Tuesday, April 2, 2013
As I post this, I hope you can see a little bit of what God has taught me the last 6 months. You see, because of what I've been through the past 6 months I understand a little bit more the pain and hurt and sadness a post like this can be for some people. My eyes have been opened to people and situations and people's circumstances that I want to write about this rather delicately. I, in no way, am taking this gift from God for granted or lightly. I know more than ever how blessed I am. And I understand a little better the pain that comes when God chooses another path for some people. So I just want people to understand that I don't want to sound boastful or throw it in your face. But . . .
God did choose to give me another child. And for that I am brought to tears with gratefulness. Every day I'm in awe of God's plan for my life - but I also want to make sure I keep his bigger picture for mankind in view and I'm honored to be a tiny sliver of a part of it. I have a lot of happiness about it - but it is a weighted joy this time around. My experience this time is totally different. I battle fear literally all day long. It's almost like I am just expecting this pregnancy to end sometime. I know that fear does not come from the LORD and that he gives us power and a sound mind. But it's really hard not to worry right now. I've made it to 8 weeks which is over 2 weeks longer than I got to keep my last baby, so that is a good feeling. My due date is 11/12/13 which I think is cool.

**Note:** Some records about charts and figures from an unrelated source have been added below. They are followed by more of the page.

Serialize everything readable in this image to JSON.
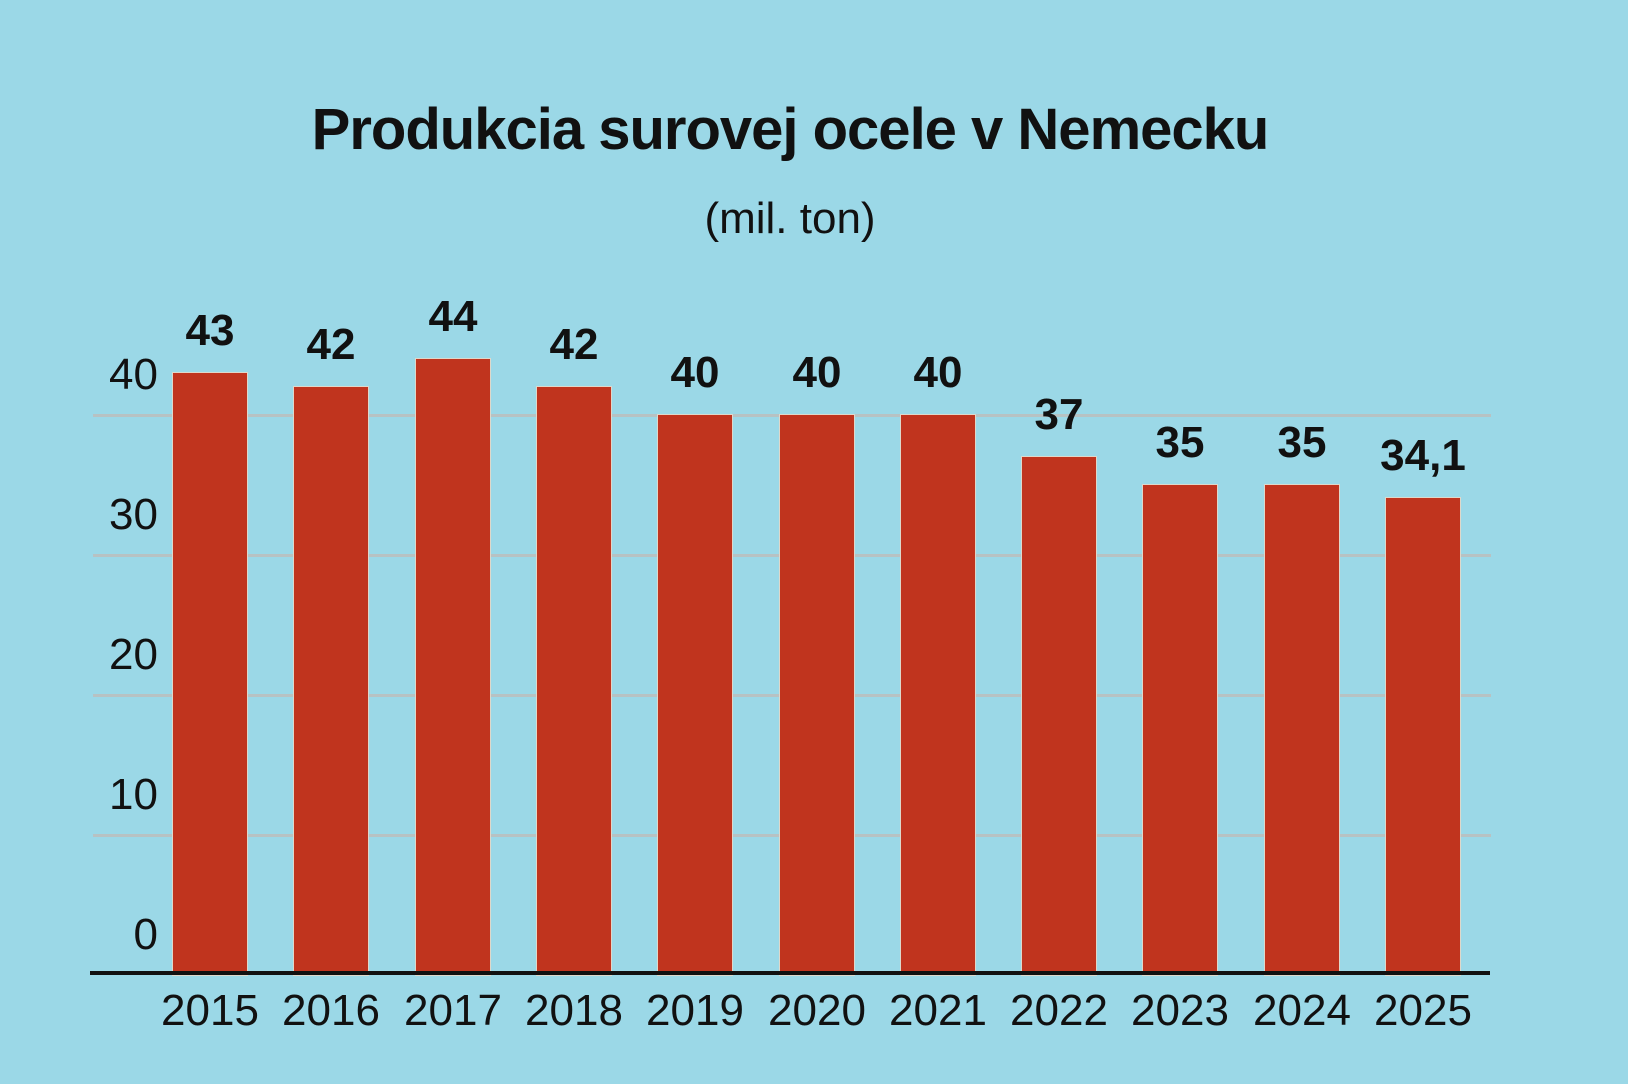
{
  "chart_data": {
    "type": "bar",
    "title": "Produkcia surovej ocele v Nemecku",
    "subtitle": "(mil. ton)",
    "categories": [
      "2015",
      "2016",
      "2017",
      "2018",
      "2019",
      "2020",
      "2021",
      "2022",
      "2023",
      "2024",
      "2025"
    ],
    "values": [
      43,
      42,
      44,
      42,
      40,
      40,
      40,
      37,
      35,
      35,
      34.1
    ],
    "value_labels": [
      "43",
      "42",
      "44",
      "42",
      "40",
      "40",
      "40",
      "37",
      "35",
      "35",
      "34,1"
    ],
    "xlabel": "",
    "ylabel": "",
    "yticks": [
      0,
      10,
      20,
      30,
      40
    ],
    "ytick_labels": [
      "0",
      "10",
      "20",
      "30",
      "40"
    ],
    "ylim": [
      0,
      45
    ],
    "grid": "horizontal",
    "legend": "none"
  },
  "colors": {
    "background": "#9bd8e7",
    "bar": "#c0341e",
    "bar_edge": "#ded8cb",
    "gridline": "#b7c2c3",
    "axis": "#111111",
    "text": "#111111"
  }
}
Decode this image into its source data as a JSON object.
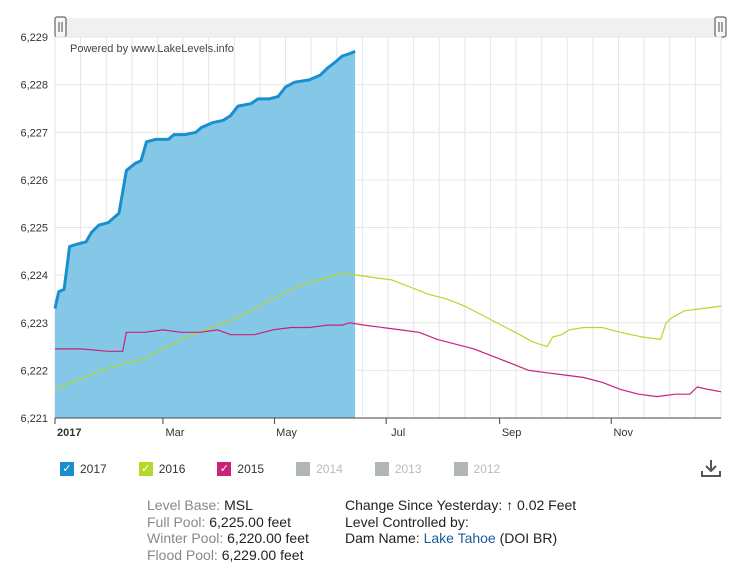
{
  "chart_data": {
    "type": "area",
    "watermark": "Powered by www.LakeLevels.info",
    "x_ticks": [
      "2017",
      "Mar",
      "May",
      "Jul",
      "Sep",
      "Nov"
    ],
    "y_ticks": [
      "6,221",
      "6,222",
      "6,223",
      "6,224",
      "6,225",
      "6,226",
      "6,227",
      "6,228",
      "6,229"
    ],
    "ylim": [
      6221,
      6229
    ],
    "x_unit": "day of year",
    "xlim": [
      1,
      365
    ],
    "grid": true,
    "legend_position": "bottom",
    "series": [
      {
        "name": "2017",
        "color": "#1a8fd0",
        "fill": "#84c7e6",
        "points": [
          [
            1,
            6223.3
          ],
          [
            3,
            6223.65
          ],
          [
            6,
            6223.7
          ],
          [
            9,
            6224.6
          ],
          [
            13,
            6224.65
          ],
          [
            18,
            6224.7
          ],
          [
            21,
            6224.9
          ],
          [
            25,
            6225.05
          ],
          [
            30,
            6225.1
          ],
          [
            33,
            6225.2
          ],
          [
            36,
            6225.3
          ],
          [
            40,
            6226.2
          ],
          [
            45,
            6226.35
          ],
          [
            48,
            6226.4
          ],
          [
            51,
            6226.8
          ],
          [
            56,
            6226.85
          ],
          [
            63,
            6226.85
          ],
          [
            66,
            6226.95
          ],
          [
            72,
            6226.95
          ],
          [
            78,
            6227.0
          ],
          [
            81,
            6227.1
          ],
          [
            87,
            6227.2
          ],
          [
            93,
            6227.25
          ],
          [
            97,
            6227.35
          ],
          [
            101,
            6227.55
          ],
          [
            108,
            6227.6
          ],
          [
            112,
            6227.7
          ],
          [
            118,
            6227.7
          ],
          [
            123,
            6227.75
          ],
          [
            127,
            6227.95
          ],
          [
            132,
            6228.05
          ],
          [
            140,
            6228.1
          ],
          [
            146,
            6228.2
          ],
          [
            150,
            6228.35
          ],
          [
            155,
            6228.5
          ],
          [
            158,
            6228.6
          ],
          [
            162,
            6228.65
          ],
          [
            165,
            6228.7
          ]
        ]
      },
      {
        "name": "2016",
        "color": "#b5d92a",
        "points": [
          [
            1,
            6221.6
          ],
          [
            10,
            6221.75
          ],
          [
            20,
            6221.9
          ],
          [
            30,
            6222.05
          ],
          [
            40,
            6222.15
          ],
          [
            50,
            6222.25
          ],
          [
            60,
            6222.45
          ],
          [
            70,
            6222.65
          ],
          [
            80,
            6222.8
          ],
          [
            90,
            6222.95
          ],
          [
            100,
            6223.1
          ],
          [
            110,
            6223.3
          ],
          [
            120,
            6223.5
          ],
          [
            130,
            6223.7
          ],
          [
            140,
            6223.85
          ],
          [
            150,
            6223.95
          ],
          [
            158,
            6224.05
          ],
          [
            166,
            6224.0
          ],
          [
            175,
            6223.95
          ],
          [
            185,
            6223.9
          ],
          [
            195,
            6223.75
          ],
          [
            205,
            6223.6
          ],
          [
            215,
            6223.5
          ],
          [
            225,
            6223.35
          ],
          [
            235,
            6223.15
          ],
          [
            245,
            6222.95
          ],
          [
            255,
            6222.75
          ],
          [
            262,
            6222.6
          ],
          [
            270,
            6222.5
          ],
          [
            273,
            6222.7
          ],
          [
            278,
            6222.75
          ],
          [
            282,
            6222.85
          ],
          [
            290,
            6222.9
          ],
          [
            300,
            6222.9
          ],
          [
            310,
            6222.8
          ],
          [
            322,
            6222.7
          ],
          [
            332,
            6222.65
          ],
          [
            335,
            6223.0
          ],
          [
            338,
            6223.1
          ],
          [
            345,
            6223.25
          ],
          [
            355,
            6223.3
          ],
          [
            365,
            6223.35
          ]
        ]
      },
      {
        "name": "2015",
        "color": "#c8237a",
        "points": [
          [
            1,
            6222.45
          ],
          [
            15,
            6222.45
          ],
          [
            30,
            6222.4
          ],
          [
            38,
            6222.4
          ],
          [
            40,
            6222.8
          ],
          [
            50,
            6222.8
          ],
          [
            60,
            6222.85
          ],
          [
            70,
            6222.8
          ],
          [
            80,
            6222.8
          ],
          [
            90,
            6222.85
          ],
          [
            97,
            6222.75
          ],
          [
            110,
            6222.75
          ],
          [
            120,
            6222.85
          ],
          [
            130,
            6222.9
          ],
          [
            140,
            6222.9
          ],
          [
            150,
            6222.95
          ],
          [
            158,
            6222.95
          ],
          [
            162,
            6223.0
          ],
          [
            170,
            6222.95
          ],
          [
            180,
            6222.9
          ],
          [
            190,
            6222.85
          ],
          [
            200,
            6222.8
          ],
          [
            210,
            6222.65
          ],
          [
            220,
            6222.55
          ],
          [
            230,
            6222.45
          ],
          [
            240,
            6222.3
          ],
          [
            250,
            6222.15
          ],
          [
            260,
            6222.0
          ],
          [
            270,
            6221.95
          ],
          [
            280,
            6221.9
          ],
          [
            290,
            6221.85
          ],
          [
            300,
            6221.75
          ],
          [
            310,
            6221.6
          ],
          [
            320,
            6221.5
          ],
          [
            330,
            6221.45
          ],
          [
            340,
            6221.5
          ],
          [
            348,
            6221.5
          ],
          [
            352,
            6221.65
          ],
          [
            358,
            6221.6
          ],
          [
            365,
            6221.55
          ]
        ]
      }
    ]
  },
  "legend": [
    {
      "label": "2017",
      "color": "#1a8fd0",
      "checked": true
    },
    {
      "label": "2016",
      "color": "#b5d92a",
      "checked": true
    },
    {
      "label": "2015",
      "color": "#c8237a",
      "checked": true
    },
    {
      "label": "2014",
      "color": "#b0b5b5",
      "checked": false
    },
    {
      "label": "2013",
      "color": "#b0b5b5",
      "checked": false
    },
    {
      "label": "2012",
      "color": "#b0b5b5",
      "checked": false
    }
  ],
  "checkmark": "✓",
  "download_icon": "download-icon",
  "info": {
    "level_base_label": "Level Base:",
    "level_base_value": "MSL",
    "full_pool_label": "Full Pool:",
    "full_pool_value": "6,225.00 feet",
    "winter_pool_label": "Winter Pool:",
    "winter_pool_value": "6,220.00 feet",
    "flood_pool_label": "Flood Pool:",
    "flood_pool_value": "6,229.00 feet",
    "change_label": "Change Since Yesterday:",
    "change_arrow": "↑",
    "change_value": "0.02 Feet",
    "controlled_label": "Level Controlled by:",
    "dam_label": "Dam Name:",
    "dam_link": "Lake Tahoe",
    "dam_suffix": "(DOI BR)"
  }
}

A little less that two weeks ago, we had quite a scare for about a week long. My hormone levels were low and not rising the "normal" way. We had to wait until 7 weeks before we could know anything for sure in an ultra sound. So I waited a very long week. It was a hard week. I had many people praying for me and God sustained me and gave me hope and peace through that time. And finally, last weds we had an ultra sound done and I saw a perfect little jelly bean. My baby was the exact size it is supposed to be and a good strong heart beat. I was in tears with that news after keeping it in for a week long. So relieved and utterly grateful God chose to bless me in that way. I still get teared up thinking about that day b/c of how impacting it was to me. God has chosen another path for me of new life and I am beyond amazed and thankful.
So please celebrate with us this new life. Rejoice with us. Because we cannot stop praising our God for his good gifts. In the trials and in the good times He has remained faithful.